One hundred and five teams from around the world entered the international competition run by the Illuminated River Foundation and the Mayor of London to illuminate 17 bridges along the River Thames: Atelier Ten are pleased to be part of the competition-winning team.

Led by New York artist Leo Villareal and renowned London architects Lifschutz Davidson Sandilands working with FuturePlace, our proposal has been designed to enliven the Thames with dynamic lighting. Hannah Rothschild, Chair of the Illuminated River Foundation said, “Their scheme is beautiful, ambitious and realisable but always considerate to the environment, lighting levels and energy conservation. The jury is convinced that the winning team will transform the centre of London while remaining true to the spirit and integrity of the Thames and its communities.”

As well as technically realising Villareal’s artist vision for the bridges, Atelier Ten will be developing a lighting solution that both minimises energy usage and spill light. The river is home to over 100 species of fish and numerous species of bats which could potentially be disturbed by light.

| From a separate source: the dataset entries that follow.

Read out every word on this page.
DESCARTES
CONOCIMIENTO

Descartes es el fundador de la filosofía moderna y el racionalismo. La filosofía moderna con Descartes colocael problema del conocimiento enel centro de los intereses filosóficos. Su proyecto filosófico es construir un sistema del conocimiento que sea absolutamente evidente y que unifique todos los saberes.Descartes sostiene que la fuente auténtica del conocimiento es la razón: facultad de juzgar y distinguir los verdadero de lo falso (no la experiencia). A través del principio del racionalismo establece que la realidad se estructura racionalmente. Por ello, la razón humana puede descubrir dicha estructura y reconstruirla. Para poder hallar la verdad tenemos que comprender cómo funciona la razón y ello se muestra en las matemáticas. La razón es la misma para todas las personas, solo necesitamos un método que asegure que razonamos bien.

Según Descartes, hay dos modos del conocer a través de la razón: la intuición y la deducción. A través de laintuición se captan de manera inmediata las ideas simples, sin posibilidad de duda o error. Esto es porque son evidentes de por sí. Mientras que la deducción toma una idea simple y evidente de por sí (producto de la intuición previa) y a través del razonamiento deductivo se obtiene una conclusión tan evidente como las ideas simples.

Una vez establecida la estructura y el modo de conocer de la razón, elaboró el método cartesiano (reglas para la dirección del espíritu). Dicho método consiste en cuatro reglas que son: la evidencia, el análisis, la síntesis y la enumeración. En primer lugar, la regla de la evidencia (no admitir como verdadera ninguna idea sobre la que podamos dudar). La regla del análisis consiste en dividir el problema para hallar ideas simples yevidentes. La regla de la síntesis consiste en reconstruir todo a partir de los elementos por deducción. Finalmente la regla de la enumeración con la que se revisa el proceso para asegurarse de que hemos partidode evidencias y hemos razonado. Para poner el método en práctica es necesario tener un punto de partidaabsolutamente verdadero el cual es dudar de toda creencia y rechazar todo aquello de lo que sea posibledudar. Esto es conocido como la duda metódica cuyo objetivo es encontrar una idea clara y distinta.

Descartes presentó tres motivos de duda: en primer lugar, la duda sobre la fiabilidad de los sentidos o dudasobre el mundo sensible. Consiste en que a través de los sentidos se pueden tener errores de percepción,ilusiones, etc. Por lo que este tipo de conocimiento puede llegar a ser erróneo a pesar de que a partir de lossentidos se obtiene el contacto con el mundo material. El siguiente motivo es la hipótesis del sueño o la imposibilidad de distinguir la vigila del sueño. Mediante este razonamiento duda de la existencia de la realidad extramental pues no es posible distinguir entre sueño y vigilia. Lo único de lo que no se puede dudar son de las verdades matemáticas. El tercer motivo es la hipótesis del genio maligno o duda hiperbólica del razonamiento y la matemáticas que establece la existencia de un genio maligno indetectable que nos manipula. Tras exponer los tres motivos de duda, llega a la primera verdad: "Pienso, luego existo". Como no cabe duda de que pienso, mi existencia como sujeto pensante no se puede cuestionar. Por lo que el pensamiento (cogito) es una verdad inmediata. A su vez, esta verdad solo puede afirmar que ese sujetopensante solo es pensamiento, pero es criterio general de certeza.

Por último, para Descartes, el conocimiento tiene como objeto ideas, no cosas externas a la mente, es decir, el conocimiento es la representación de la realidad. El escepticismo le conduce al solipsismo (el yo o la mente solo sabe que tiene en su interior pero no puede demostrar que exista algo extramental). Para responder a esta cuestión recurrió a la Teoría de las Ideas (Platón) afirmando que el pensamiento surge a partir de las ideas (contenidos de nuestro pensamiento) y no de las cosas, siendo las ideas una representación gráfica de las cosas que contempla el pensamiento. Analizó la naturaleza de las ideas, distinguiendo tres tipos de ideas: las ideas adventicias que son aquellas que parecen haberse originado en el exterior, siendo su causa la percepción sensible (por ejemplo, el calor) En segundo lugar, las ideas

One of our key aims is to ensure careful control of the bridge lighting to avoid any disturbance to this diverse and rich ecosystem.

Our involvement in the initial stages has been to carry out an innovative and extensive luminance survey of the existing bridges and their surroundings. This is being used to develop recommendations for target light levels for each bridge to ensure the bridges are each lit to an appropriate level tailored to their surroundings and neighbouring iconic landmarks. In turn, this target light level will inform the selection of lighting equipment and ensure minimum energy usage and spill of light.

The luminance survey covered the entire length of the river between Albert and Tower Bridge. For such an extensive study an innovative solution had to be developed. Specialist analysis software and a calibrated SLR camera were used to provide calibrated luminance plots from hundreds of photographs which were taken during night time surveys along the river banks. The calibrated photographs were pieced together to provide a complete record of the brightness distribution along both banks of the Thames.